In Part 2 of his article, Shurygin ended by describing the Black Sea Fleet as being on the verge of an explosion. We’ll see if he elaborates on this in the final part when it’s published.
Meanwhile, on 12 November, Moskovskiy komsomolets wrote about thousands of officers and families in Sevastopol “thrown to their fate,” without the possibility of getting a job in Ukraine, and left practically without money and housing. The author, Yekaterina Petukhova, like Shurygin, said the situation in Crimea is on the “verge of revolt.”
According to Petukhova, 2,000 BSF personnel were cut in 2009, and another 9,000 have been warned that they will be dismissed. She talked to an officer named Oleg, who said he was one of the “fortunate” ones who were put outside the fleet’s TO&E.

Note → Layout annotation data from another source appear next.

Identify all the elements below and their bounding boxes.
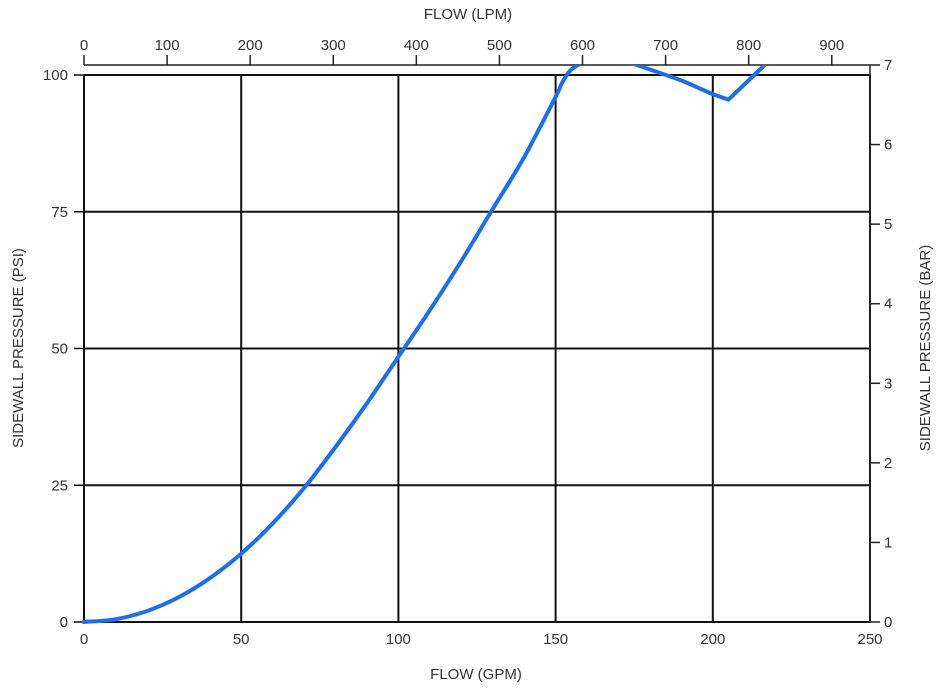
x-top-tick-label: 700	[653, 37, 678, 54]
x-bottom-tick-label: 150	[543, 631, 568, 648]
y-right-tick-label: 4	[884, 296, 892, 313]
y-right-tick-label: 2	[884, 455, 892, 472]
y-right-tick-label: 1	[884, 534, 892, 551]
y-left-tick-label: 50	[51, 341, 68, 358]
x-bottom-tick-label: 250	[857, 631, 882, 648]
x-top-tick-label: 200	[238, 37, 263, 54]
x-bottom-tick-label: 50	[233, 631, 250, 648]
x-top-tick-label: 500	[487, 37, 512, 54]
x-top-tick-label: 400	[404, 37, 429, 54]
y-right-tick-label: 0	[884, 614, 892, 631]
x-top-tick-label: 300	[321, 37, 346, 54]
left-axis-title: SIDEWALL PRESSURE (PSI)	[10, 248, 27, 448]
y-left-tick-label: 100	[43, 67, 68, 84]
x-top-tick-label: 0	[80, 37, 88, 54]
right-axis-title: SIDEWALL PRESSURE (BAR)	[917, 245, 934, 451]
y-left-tick-label: 25	[51, 477, 68, 494]
y-left-tick-label: 0	[60, 614, 68, 631]
grid	[83, 74, 871, 623]
x-bottom-tick-label: 100	[386, 631, 411, 648]
x-top-tick-label: 600	[570, 37, 595, 54]
bottom-axis-title: FLOW (GPM)	[430, 666, 522, 683]
axis-ticks	[74, 55, 880, 623]
top-axis-title: FLOW (LPM)	[424, 6, 512, 23]
y-right-tick-label: 7	[884, 57, 892, 74]
x-top-tick-label: 900	[819, 37, 844, 54]
x-bottom-tick-label: 200	[700, 631, 725, 648]
series-line	[82, 65, 768, 624]
x-top-tick-label: 100	[155, 37, 180, 54]
x-top-tick-label: 800	[736, 37, 761, 54]
y-right-tick-label: 3	[884, 375, 892, 392]
x-bottom-tick-label: 0	[80, 631, 88, 648]
y-right-tick-label: 6	[884, 137, 892, 154]
y-right-tick-label: 5	[884, 216, 892, 233]
y-left-tick-label: 75	[51, 204, 68, 221]
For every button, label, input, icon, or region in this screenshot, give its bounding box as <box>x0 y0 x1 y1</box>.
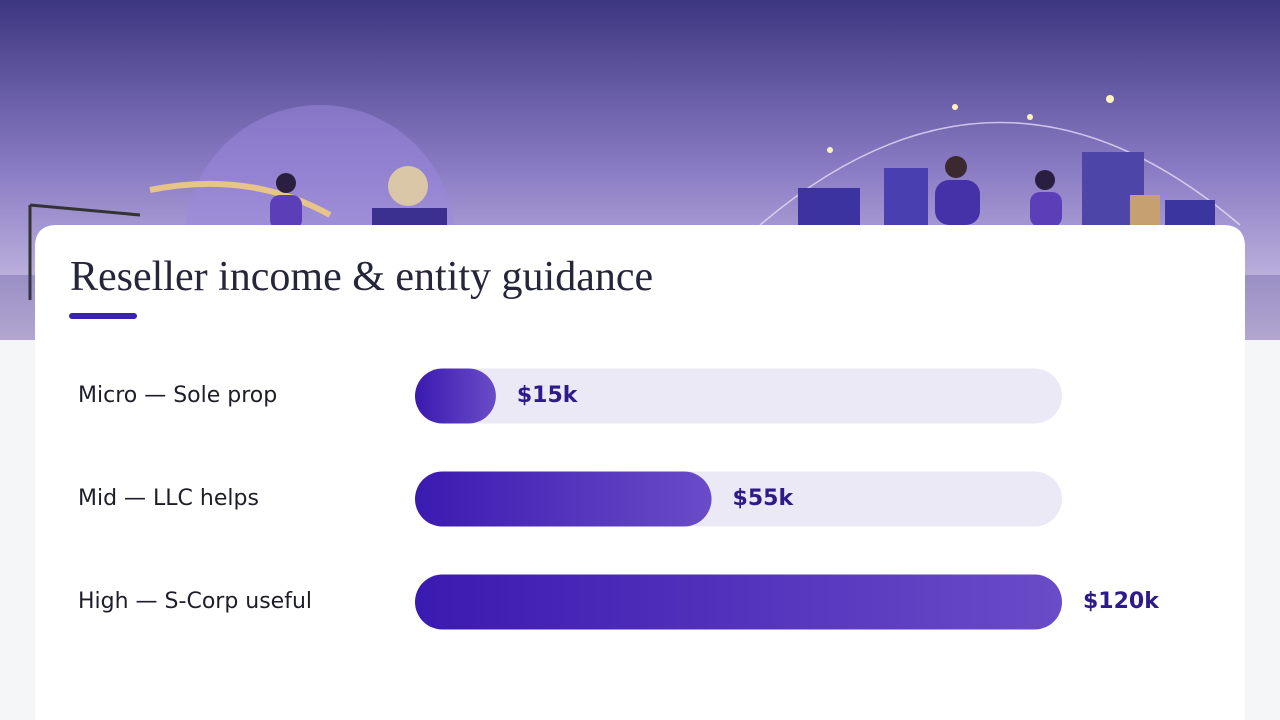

The situation’s not worse anywhere. They’ve already cut thousands, now they’re mowing down the command and control organs. When they put you outside the TO&E, for a half year they still pay your salary, but minus premiums and minus the supplement for handling secret information. But this is nevertheless some money. But then it’s all gone. View it however you want. But we’re all here with Russian citizenship. Where are they going to let us work? And we can’t go back anywhere in Russia. They don’t want to give us the service apartments in Sevastopol which we lived in all this time. They are proposing several cities in Russia, but there really aren’t apartments there—it’s excavation that could go on forever. And so officers sit, they don’t get pay, nor can they finalize a pension without a permanent residence permit.
Oleg went on to say that single officers especially don’t know what to do. They aren’t giving out single apartments and, if they get together with a friend and apply for an apartment for two, they are derided as homosexuals.
He gives his view of how it might end.
Can you generally imagine such a crowd of healthy men, who know military matters firsthand, wandering around Crimea and the quays? Some kind of Lenin will be found and he’ll raise a crowd, then people will wish he hadn’t turned up. The fleet commander is silent, everyone spits on us, a kind of chaos is being created.
Petukhova ends by noting that when Kyiv makes a move against the BSF, Moscow politicians race to the defense of Russian sailors, but they’re all silent when the Russian authorities have driven thousands of BSF men and their families to the edge. She concludes that the ‘new profile’ of the armed forces has an unpleasant odor.